Gechev has pleaded for people not to buy more wood than they need as the usual coal deliveries from Ukraine’s Donbas region have largely failed to arrive in Bulgaria.

Over half of the households in Bulgaria use coal and wood for heating, especially in the rural areas, where frequent cuts make electricity unreliable.

Even before the current crisis, one in four Bulgarians was unable to heat their home properly in wintertime, the highest percentage across the European Union, according to Eurostat data.

– ‘Getting harder’ –

In the mountainous region around Teteven, 4,800 households have placed orders for firewood, compared to less than 2,000 households last year, said Stoycho Moskovski, a press officer for the municipality of 18,000 residents.

A lack of snow so far this year has allowed logging to continue well into December, said the chief of the local state forestry farm, engineer Docho Dochev.

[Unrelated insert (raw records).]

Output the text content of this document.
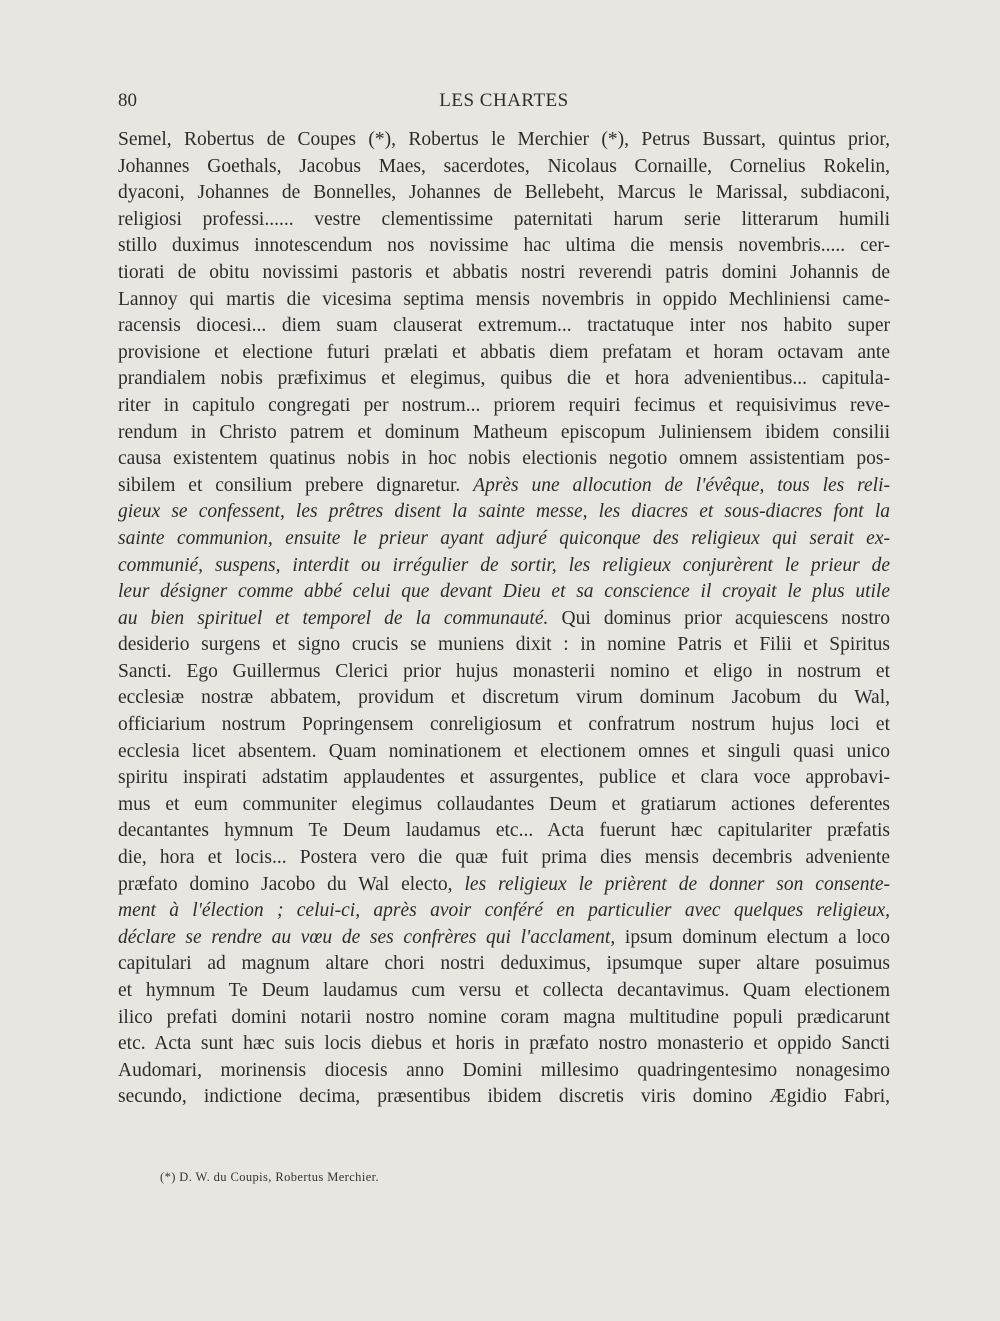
80	LES CHARTES
Semel, Robertus de Coupes (*), Robertus le Merchier (*), Petrus Bussart, quintus prior,
Johannes Goethals, Jacobus Maes, sacerdotes, Nicolaus Cornaille, Cornelius Rokelin,
dyaconi, Johannes de Bonnelles, Johannes de Bellebeht, Marcus le Marissal, subdiaconi,
religiosi professi...... vestre clementissime paternitati harum serie litterarum humili
stillo duximus innotescendum nos novissime hac ultima die mensis novembris..... cer-
tiorati de obitu novissimi pastoris et abbatis nostri reverendi patris domini Johannis de
Lannoy qui martis die vicesima septima mensis novembris in oppido Mechliniensi came-
racensis diocesi... diem suam clauserat extremum... tractatuque inter nos habito super
provisione et electione futuri prælati et abbatis diem prefatam et horam octavam ante
prandialem nobis præfiximus et elegimus, quibus die et hora advenientibus... capitula-
riter in capitulo congregati per nostrum... priorem requiri fecimus et requisivimus reve-
rendum in Christo patrem et dominum Matheum episcopum Juliniensem ibidem consilii
causa existentem quatinus nobis in hoc nobis electionis negotio omnem assistentiam pos-
sibilem et consilium prebere dignaretur. Après une allocution de l'évêque, tous les reli-
gieux se confessent, les prêtres disent la sainte messe, les diacres et sous-diacres font la
sainte communion, ensuite le prieur ayant adjuré quiconque des religieux qui serait ex-
communié, suspens, interdit ou irrégulier de sortir, les religieux conjurèrent le prieur de
leur désigner comme abbé celui que devant Dieu et sa conscience il croyait le plus utile
au bien spirituel et temporel de la communauté. Qui dominus prior acquiescens nostro
desiderio surgens et signo crucis se muniens dixit : in nomine Patris et Filii et Spiritus
Sancti. Ego Guillermus Clerici prior hujus monasterii nomino et eligo in nostrum et
ecclesiæ nostræ abbatem, providum et discretum virum dominum Jacobum du Wal,
officiarium nostrum Popringensem conreligiosum et confratrum nostrum hujus loci et
ecclesia licet absentem. Quam nominationem et electionem omnes et singuli quasi unico
spiritu inspirati adstatim applaudentes et assurgentes, publice et clara voce approbavi-
mus et eum communiter elegimus collaudantes Deum et gratiarum actiones deferentes
decantantes hymnum Te Deum laudamus etc... Acta fuerunt hæc capitulariter præfatis
die, hora et locis... Postera vero die quæ fuit prima dies mensis decembris adveniente
præfato domino Jacobo du Wal electo, les religieux le prièrent de donner son consente-
ment à l'élection ; celui-ci, après avoir conféré en particulier avec quelques religieux,
déclare se rendre au vœu de ses confrères qui l'acclament, ipsum dominum electum a loco
capitulari ad magnum altare chori nostri deduximus, ipsumque super altare posuimus
et hymnum Te Deum laudamus cum versu et collecta decantavimus. Quam electionem
ilico prefati domini notarii nostro nomine coram magna multitudine populi prædicarunt
etc. Acta sunt hæc suis locis diebus et horis in præfato nostro monasterio et oppido Sancti
Audomari, morinensis diocesis anno Domini millesimo quadringentesimo nonagesimo
secundo, indictione decima, præsentibus ibidem discretis viris domino Ægidio Fabri,
(*) D. W. du Coupis, Robertus Merchier.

After workers fell young beech trees high up over Teteven, the logs are cut into one-metre-long (3.3-feet-long) pieces for transportation, mostly by horses because of the mountainous terrain.

On a crisp day earlier this month, workers loaded the logs on the saddles of a dozen horses that waited patiently. 

Then they started their short journey down a steep forest path to a place from where the wood can be loaded onto trucks.

Ten horses can transport about three cubic metres of firewood at a time and usually make two trips per day, Dochev told AFP.

In the nearby villages on the way down to Teteven, piles of logs were seen lining fences, and stocks of firewood, cut and ready for the stove, filled sheds, balconies and staircases.

But not everyone has gotten their wood on time this year.

“Every year I use roughly the same amount of five cubic metres of firewood for heating. But this year I waited for quite some time — over two months — for the delivery,” pensioner Blagovesta Dogandzhiyska, 80, told AFP as a trucker unloaded logs outside her house in Teteven.

This year, she is also paying double the 90 leva (45 euros) per cubic metre that she spent last year.

“It’s very hard (to heat my home), and it’s getting even harder,” the pensioner shrugged.